Kizito Wijenje, APS master plan executive director, said that instead of a tax rate increase there will be a “continuation of the existing tax rate.”
The bond question asks voters to approve a $200 million bond for school building construction, school grounds improvements, purchasing computer software and hardware for students and for providing matching funds for capital outlay projects.
The new mill levy would collect $430 million in taxes over six years.
However, Wijenje said property taxes could decrease if voters don’t OK the mill levy, since the ballot measure would replace a previous mill levy passed in 2016 that is set to expire this year.
If approved, the mill levy will keep the tax rate at $3.838 for every $1,000 of net taxable value of residential property and $4.344 for each $1,000 of net taxable value of nonresidential property, he said.
The net taxable value is equal to one-third of the property’s assessed value.
For a home valued at $300,000 this would equate to $383.80 in property taxes going to APS.
If the package is approved, nearly $300 million would fund construction projects at 19 schools – with schools like Eldorado High School, Van Buren Middle School and Harrison Middle School all slated to receive more than $30 million each.
A project overview list provided by APS shows that funds would be used to design and construct phases of a total school replacement.
According to APS, other high priority projects include upgrade improvements for eCademy and online school and construction funds for La Mesa Elementary School, Desert Ridge Middle School and Whittier Elementary School.

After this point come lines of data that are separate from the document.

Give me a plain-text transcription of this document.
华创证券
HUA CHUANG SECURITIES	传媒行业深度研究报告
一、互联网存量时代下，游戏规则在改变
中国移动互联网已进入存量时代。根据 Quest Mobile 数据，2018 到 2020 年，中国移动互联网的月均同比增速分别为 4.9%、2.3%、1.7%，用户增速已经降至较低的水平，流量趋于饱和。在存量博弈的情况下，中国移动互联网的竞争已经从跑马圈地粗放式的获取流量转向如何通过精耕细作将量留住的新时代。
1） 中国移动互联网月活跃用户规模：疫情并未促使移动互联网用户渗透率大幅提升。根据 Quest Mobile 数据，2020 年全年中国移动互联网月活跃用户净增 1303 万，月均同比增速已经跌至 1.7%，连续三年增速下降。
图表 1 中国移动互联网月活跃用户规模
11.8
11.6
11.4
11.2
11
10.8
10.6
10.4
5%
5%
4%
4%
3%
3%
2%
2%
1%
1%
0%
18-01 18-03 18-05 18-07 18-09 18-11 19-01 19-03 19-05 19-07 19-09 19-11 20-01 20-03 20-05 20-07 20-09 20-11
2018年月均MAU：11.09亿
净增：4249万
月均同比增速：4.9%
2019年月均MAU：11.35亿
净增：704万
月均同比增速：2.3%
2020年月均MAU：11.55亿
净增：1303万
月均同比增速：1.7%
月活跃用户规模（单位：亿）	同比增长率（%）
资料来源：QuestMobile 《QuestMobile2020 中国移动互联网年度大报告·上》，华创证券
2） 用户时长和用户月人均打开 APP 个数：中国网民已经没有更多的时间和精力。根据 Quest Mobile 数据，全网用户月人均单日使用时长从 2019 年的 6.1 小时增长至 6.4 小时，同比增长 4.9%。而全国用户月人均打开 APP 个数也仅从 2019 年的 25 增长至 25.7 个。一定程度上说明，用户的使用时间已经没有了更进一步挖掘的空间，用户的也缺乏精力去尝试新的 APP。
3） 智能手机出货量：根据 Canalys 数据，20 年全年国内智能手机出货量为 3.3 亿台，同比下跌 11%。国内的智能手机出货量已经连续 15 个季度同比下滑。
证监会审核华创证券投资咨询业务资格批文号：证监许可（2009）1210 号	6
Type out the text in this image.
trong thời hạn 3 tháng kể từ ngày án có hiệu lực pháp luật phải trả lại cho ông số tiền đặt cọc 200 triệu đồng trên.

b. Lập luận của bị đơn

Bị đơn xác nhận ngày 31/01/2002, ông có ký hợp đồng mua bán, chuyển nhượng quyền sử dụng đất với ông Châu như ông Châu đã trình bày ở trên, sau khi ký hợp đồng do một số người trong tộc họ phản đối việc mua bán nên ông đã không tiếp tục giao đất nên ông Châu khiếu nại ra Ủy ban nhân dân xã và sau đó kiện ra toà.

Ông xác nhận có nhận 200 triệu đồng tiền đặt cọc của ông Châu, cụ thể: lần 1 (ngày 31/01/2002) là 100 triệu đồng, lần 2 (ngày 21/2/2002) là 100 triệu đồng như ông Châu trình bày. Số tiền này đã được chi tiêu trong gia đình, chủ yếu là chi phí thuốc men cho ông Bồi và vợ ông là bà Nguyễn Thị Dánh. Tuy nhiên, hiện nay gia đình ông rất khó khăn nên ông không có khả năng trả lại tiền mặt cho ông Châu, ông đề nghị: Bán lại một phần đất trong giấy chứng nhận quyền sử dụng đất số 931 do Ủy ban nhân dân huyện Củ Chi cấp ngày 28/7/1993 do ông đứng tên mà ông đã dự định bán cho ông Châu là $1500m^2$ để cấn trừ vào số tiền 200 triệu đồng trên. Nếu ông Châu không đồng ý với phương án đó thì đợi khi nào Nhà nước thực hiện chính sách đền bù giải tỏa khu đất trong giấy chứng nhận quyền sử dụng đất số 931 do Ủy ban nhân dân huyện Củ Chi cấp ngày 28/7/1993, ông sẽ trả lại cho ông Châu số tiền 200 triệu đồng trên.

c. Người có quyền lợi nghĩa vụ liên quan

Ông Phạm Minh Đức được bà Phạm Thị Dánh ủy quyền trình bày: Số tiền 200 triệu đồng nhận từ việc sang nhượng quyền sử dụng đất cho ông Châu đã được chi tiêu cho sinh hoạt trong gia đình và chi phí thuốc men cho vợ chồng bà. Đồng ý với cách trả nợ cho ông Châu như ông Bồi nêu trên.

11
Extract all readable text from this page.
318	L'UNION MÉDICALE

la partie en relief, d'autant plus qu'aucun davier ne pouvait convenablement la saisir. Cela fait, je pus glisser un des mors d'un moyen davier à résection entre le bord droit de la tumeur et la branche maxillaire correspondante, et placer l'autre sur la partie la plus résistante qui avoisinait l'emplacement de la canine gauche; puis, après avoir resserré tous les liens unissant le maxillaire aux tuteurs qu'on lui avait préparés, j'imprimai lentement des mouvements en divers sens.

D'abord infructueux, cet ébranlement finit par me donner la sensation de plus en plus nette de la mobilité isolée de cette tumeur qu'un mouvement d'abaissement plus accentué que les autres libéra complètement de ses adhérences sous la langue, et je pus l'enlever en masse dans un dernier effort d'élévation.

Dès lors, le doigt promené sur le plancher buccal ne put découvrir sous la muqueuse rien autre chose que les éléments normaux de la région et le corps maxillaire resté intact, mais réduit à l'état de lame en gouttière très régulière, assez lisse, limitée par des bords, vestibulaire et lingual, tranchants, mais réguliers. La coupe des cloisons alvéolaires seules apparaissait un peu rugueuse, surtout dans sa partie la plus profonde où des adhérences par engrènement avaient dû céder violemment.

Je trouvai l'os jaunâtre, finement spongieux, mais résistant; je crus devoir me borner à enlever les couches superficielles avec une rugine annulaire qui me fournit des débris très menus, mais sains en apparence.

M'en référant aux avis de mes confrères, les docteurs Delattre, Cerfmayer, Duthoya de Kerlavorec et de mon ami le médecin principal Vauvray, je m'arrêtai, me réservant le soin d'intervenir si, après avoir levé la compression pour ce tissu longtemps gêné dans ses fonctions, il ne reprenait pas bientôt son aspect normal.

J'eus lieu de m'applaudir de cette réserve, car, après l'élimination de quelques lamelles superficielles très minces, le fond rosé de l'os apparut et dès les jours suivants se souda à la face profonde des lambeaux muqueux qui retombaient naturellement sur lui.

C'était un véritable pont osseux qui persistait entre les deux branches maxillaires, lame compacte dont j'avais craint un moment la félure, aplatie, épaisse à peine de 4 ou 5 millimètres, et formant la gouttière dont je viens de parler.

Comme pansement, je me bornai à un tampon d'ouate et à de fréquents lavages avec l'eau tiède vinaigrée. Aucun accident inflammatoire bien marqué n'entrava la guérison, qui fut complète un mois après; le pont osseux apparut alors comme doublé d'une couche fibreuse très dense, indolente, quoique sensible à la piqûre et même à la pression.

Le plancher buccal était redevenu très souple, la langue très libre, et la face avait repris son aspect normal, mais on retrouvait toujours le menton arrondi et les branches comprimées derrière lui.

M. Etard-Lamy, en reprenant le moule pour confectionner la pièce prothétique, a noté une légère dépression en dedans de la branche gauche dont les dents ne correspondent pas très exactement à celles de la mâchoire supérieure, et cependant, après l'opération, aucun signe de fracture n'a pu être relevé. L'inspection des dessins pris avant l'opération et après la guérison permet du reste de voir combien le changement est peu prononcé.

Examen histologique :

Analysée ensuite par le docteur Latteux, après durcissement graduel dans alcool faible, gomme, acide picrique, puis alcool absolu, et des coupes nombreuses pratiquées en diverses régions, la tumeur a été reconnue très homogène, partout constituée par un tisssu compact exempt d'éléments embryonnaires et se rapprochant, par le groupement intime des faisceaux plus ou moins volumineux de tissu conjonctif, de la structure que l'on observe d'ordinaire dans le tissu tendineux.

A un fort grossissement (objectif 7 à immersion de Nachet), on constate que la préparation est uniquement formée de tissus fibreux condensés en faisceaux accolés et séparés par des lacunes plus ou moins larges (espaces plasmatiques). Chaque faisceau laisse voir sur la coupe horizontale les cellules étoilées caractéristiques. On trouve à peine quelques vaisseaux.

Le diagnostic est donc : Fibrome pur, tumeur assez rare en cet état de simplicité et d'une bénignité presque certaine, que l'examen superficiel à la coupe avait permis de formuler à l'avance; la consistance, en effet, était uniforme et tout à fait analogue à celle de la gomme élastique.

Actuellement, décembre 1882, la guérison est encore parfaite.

Money would also fund districtwide capital projects with $110 million slated to fund classroom educational technology, $28 million for construction contingencies, portable classrooms and property acquisitions and $12.5 million for school security and safety.
Charter schools would receive about $69 million.
Wijenje said approving the bond and mill levy packaging will provide money for “much needed repairs or improvements at existing schools,” and every school, including charter schools, “will benefit from the passage of the mill levy and bond election.”
Election day is Nov. 2, absentee voting begins Oct. 5 and early voting is underway and runs to Oct. 30.
In addition to the bond and mill levy package, voters will also vote on four open APS Board of Education seats – districts 3, 5, 6 and 7.